Firstly, a few general reasons against using AI and other automated tools:

  • Environmental: Many of these tools have extremely high energy and water use. Can we justify using them in the midst of a mounting climate crisis?
  • Ethical/legal: Part of the reason these tools are so cheap is that they often use content created by humans without paying them for their work. This has led to widespread concerns about copyright violations and plagiarism.
  • Social: There are also concerns about the wider social impact of delegating complex cognitive tasks to machines: how will future generations develop their creative and critical thinking skills?

 

I won’t go into detail about these points here, as they’re discussed extensively elsewhere. But they are all big factors in why I now completely avoid using such tools (even if Google, Microsoft et al. seem determined to foist them on me). And they’re likely to be important considerations for many academic authors, too, particularly those working on issues of sustainability and social justice.

But what about the specific case of machine translation?

As I mentioned above, I have in the past dabbled with using machine translation in my own workflow, to see if it would help with my productivity and quality. I purchased a one-year licence for DeepL, which is one of the most popular tools. However, I was very unsatisfied with the results for academic translations in particular: while in theory it speeds up the ‘easy bits’ of the texts – that is, the ones that are straightforwardly written and can be transposed more or less directly into English – you still have to redo all the ‘hard bits’ from scratch. And in German academic texts, there are a lot of hard bits.

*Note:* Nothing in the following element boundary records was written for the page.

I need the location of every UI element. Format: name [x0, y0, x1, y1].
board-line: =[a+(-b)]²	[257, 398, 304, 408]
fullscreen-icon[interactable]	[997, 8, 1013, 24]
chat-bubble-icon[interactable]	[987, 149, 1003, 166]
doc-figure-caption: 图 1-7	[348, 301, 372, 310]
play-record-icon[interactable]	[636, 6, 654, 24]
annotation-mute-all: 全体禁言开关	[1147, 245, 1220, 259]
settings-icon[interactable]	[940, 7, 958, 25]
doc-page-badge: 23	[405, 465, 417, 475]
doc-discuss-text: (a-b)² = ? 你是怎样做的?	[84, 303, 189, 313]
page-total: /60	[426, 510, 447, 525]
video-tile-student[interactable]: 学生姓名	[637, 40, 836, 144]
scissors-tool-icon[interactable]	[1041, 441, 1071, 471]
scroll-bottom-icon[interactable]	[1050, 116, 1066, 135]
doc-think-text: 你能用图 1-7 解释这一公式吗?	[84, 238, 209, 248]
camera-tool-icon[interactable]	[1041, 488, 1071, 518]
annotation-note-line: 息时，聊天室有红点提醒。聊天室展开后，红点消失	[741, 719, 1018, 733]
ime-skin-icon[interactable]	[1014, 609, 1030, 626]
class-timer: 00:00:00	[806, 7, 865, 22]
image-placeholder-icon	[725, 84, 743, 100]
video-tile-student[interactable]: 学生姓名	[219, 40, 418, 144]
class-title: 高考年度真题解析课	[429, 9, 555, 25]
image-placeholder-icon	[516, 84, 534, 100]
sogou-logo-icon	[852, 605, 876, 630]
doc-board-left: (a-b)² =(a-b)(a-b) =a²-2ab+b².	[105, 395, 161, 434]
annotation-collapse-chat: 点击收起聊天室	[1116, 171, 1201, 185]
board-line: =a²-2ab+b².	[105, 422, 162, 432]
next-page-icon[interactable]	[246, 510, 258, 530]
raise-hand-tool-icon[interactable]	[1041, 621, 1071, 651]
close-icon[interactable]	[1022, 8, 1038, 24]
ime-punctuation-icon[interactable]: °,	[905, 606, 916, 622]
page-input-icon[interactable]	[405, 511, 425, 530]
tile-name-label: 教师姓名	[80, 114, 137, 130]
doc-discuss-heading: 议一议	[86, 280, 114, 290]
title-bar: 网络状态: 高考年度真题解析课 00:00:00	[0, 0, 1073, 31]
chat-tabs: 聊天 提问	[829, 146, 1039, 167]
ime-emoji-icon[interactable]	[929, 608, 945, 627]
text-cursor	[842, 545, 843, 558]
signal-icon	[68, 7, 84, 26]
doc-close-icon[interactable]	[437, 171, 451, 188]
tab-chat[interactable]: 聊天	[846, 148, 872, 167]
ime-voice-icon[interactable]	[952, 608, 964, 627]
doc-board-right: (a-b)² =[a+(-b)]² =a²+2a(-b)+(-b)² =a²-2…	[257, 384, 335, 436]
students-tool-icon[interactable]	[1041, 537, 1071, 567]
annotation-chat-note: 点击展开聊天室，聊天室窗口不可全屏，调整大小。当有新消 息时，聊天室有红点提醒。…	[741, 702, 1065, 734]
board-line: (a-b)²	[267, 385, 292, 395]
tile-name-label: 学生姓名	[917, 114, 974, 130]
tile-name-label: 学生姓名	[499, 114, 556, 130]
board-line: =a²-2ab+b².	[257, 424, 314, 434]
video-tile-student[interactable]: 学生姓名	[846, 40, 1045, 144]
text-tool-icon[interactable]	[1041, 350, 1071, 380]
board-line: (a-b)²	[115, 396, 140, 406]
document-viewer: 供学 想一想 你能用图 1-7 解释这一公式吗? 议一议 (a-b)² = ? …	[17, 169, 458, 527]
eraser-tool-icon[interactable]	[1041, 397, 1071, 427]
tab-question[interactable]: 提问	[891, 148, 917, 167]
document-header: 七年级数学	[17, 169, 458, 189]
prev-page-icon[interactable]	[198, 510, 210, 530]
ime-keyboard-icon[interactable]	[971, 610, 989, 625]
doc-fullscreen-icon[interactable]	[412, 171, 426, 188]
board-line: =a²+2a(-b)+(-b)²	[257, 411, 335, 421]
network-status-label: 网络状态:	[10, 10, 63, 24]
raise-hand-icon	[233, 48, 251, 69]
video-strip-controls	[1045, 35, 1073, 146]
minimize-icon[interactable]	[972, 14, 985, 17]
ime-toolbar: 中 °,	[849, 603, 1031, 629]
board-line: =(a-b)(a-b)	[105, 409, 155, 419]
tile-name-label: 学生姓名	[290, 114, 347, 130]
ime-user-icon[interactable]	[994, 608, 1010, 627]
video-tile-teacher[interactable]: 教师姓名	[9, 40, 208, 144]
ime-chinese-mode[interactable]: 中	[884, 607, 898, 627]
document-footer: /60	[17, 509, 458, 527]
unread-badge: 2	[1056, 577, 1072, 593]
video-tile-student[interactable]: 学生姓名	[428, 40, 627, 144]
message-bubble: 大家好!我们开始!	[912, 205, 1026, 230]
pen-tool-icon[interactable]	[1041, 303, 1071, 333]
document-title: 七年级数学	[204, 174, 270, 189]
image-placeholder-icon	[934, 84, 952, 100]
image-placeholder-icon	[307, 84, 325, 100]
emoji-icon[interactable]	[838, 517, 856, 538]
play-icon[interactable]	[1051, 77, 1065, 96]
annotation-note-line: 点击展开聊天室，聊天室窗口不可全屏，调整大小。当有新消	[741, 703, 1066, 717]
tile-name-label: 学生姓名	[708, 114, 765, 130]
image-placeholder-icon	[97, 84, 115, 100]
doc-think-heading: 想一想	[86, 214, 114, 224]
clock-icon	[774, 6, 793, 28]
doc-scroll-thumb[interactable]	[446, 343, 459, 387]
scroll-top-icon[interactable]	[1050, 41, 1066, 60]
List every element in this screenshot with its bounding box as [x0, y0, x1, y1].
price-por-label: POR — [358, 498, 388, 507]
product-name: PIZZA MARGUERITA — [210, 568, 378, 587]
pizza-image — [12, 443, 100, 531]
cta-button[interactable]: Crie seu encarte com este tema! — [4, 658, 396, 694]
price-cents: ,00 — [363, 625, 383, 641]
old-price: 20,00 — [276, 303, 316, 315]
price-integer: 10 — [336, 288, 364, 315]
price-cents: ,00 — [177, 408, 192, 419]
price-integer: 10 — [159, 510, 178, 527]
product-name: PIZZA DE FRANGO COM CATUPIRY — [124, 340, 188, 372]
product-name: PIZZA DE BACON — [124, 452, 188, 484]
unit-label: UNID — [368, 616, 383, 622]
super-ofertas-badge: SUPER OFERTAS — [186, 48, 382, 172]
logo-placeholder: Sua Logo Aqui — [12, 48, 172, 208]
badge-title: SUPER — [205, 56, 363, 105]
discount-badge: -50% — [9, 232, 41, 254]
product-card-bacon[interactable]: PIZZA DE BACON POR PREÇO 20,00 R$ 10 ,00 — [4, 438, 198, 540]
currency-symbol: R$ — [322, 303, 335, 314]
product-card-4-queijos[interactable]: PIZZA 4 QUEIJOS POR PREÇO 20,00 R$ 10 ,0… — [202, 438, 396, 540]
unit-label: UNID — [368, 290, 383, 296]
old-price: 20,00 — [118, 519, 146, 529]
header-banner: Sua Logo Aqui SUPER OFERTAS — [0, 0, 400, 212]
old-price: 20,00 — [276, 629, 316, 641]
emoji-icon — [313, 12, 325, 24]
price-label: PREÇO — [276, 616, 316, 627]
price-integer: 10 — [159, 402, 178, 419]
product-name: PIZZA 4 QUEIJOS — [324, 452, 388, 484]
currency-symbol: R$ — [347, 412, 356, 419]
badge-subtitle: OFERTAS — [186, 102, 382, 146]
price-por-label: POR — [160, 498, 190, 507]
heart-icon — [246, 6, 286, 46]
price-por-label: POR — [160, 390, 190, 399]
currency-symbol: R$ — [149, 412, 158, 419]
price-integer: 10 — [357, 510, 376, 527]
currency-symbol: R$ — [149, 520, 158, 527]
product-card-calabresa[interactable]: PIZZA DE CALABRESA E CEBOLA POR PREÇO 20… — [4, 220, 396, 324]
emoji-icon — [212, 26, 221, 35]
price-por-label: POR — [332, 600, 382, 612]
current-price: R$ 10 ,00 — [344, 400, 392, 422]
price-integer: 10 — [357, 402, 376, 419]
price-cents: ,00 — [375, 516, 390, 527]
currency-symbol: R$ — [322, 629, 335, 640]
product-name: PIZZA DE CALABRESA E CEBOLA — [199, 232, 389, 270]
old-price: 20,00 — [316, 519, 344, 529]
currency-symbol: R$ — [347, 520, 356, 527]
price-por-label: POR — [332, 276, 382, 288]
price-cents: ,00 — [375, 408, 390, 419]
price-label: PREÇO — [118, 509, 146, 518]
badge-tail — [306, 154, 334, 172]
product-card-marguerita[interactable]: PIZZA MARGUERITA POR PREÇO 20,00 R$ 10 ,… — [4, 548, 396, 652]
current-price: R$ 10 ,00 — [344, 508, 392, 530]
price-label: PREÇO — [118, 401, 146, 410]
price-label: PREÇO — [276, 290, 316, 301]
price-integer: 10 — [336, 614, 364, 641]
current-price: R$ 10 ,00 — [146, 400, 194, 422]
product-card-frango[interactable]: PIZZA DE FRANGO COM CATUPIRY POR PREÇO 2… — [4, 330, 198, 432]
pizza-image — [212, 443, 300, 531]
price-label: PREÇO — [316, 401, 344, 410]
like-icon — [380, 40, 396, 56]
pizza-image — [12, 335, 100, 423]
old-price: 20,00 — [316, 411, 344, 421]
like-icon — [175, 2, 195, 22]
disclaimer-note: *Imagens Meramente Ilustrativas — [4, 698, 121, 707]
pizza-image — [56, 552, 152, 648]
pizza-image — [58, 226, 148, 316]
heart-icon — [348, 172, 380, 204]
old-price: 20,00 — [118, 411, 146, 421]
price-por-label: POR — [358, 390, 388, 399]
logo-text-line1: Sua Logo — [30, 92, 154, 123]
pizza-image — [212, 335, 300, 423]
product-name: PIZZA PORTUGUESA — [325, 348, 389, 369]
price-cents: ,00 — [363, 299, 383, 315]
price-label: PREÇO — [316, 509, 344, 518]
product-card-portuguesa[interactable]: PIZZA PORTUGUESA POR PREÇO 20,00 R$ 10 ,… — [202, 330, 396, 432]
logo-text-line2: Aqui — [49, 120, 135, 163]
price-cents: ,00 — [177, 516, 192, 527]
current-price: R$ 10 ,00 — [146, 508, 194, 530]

Moreover, because the machine-generated text can be so smoothly plausible, it takes a lot more mental effort to spot where it has phrased things unnaturally or introduced serious errors. The time savings I gained from the ‘easy bits’ were offset by having to go slowly through sections I hadn’t directly translated myself and make sure I hadn’t been misled by the machine output. Rushing through certain sections of the text is not compatible with carefully and conscientiously crafting a coherent translation. With academic translation especially, the bulk of the time in any case goes not into typing the words in English, but rather into researching terminology and into thinking carefully about how to structure ideas and arguments in a way that works for a new audience. Crucially, DeepL and other tools do not understand the texts they are working on: they will not identify factual or argumentative errors, they will not realise that someone or something being referred to one way in one sentence is the same person or thing being referred to using a different expression elsewhere, they will not be sensitive to granular context, they will not ask questions of the author if something is unclear or be able to explain and justify their translation choices.

Overall, it took just as long to complete the translations as if I’d done them without machine translation, and I was less happy with the results until I’d done even more tweaking and editing. So much for productivity gains!

And something that’s important to emphasise here: what I was doing was not MTPE but ‘MT-assisted translation’, where I was fully in control of the translation process and was paid appropriately to take my time carefully crafting the text – and even then, I wasn’t wholly satisfied with the quality. In MTPE, where the human post-editor is expected to work much faster. It’s less like translation and more like ‘damage control’ to remove the most serious errors from the MT-generated text. It is much cheaper for the client, but it comes at the expense of quality. Machine tools may be able to produce a text that is, say, 50/100 on the quality scale – but that doesn’t mean the post-editor can get to a text that’s 100/100 on the scale in half the time as if they’d done it from scratch.

In summary: it’s understandable why budget-conscious clients may find MTPE an attractive option. Just as long as they understand that the cost saving comes at the expense of quality. But if you do have the budget, and you want someone to work on your book or article with the same care, thought and attention that you did, if you want it to be shared with new audiences in a form that is not merely ‘good enough’ but engaging, accurate, comprehensible and well written, it is still worth paying for a professional human translator who can do the job properly.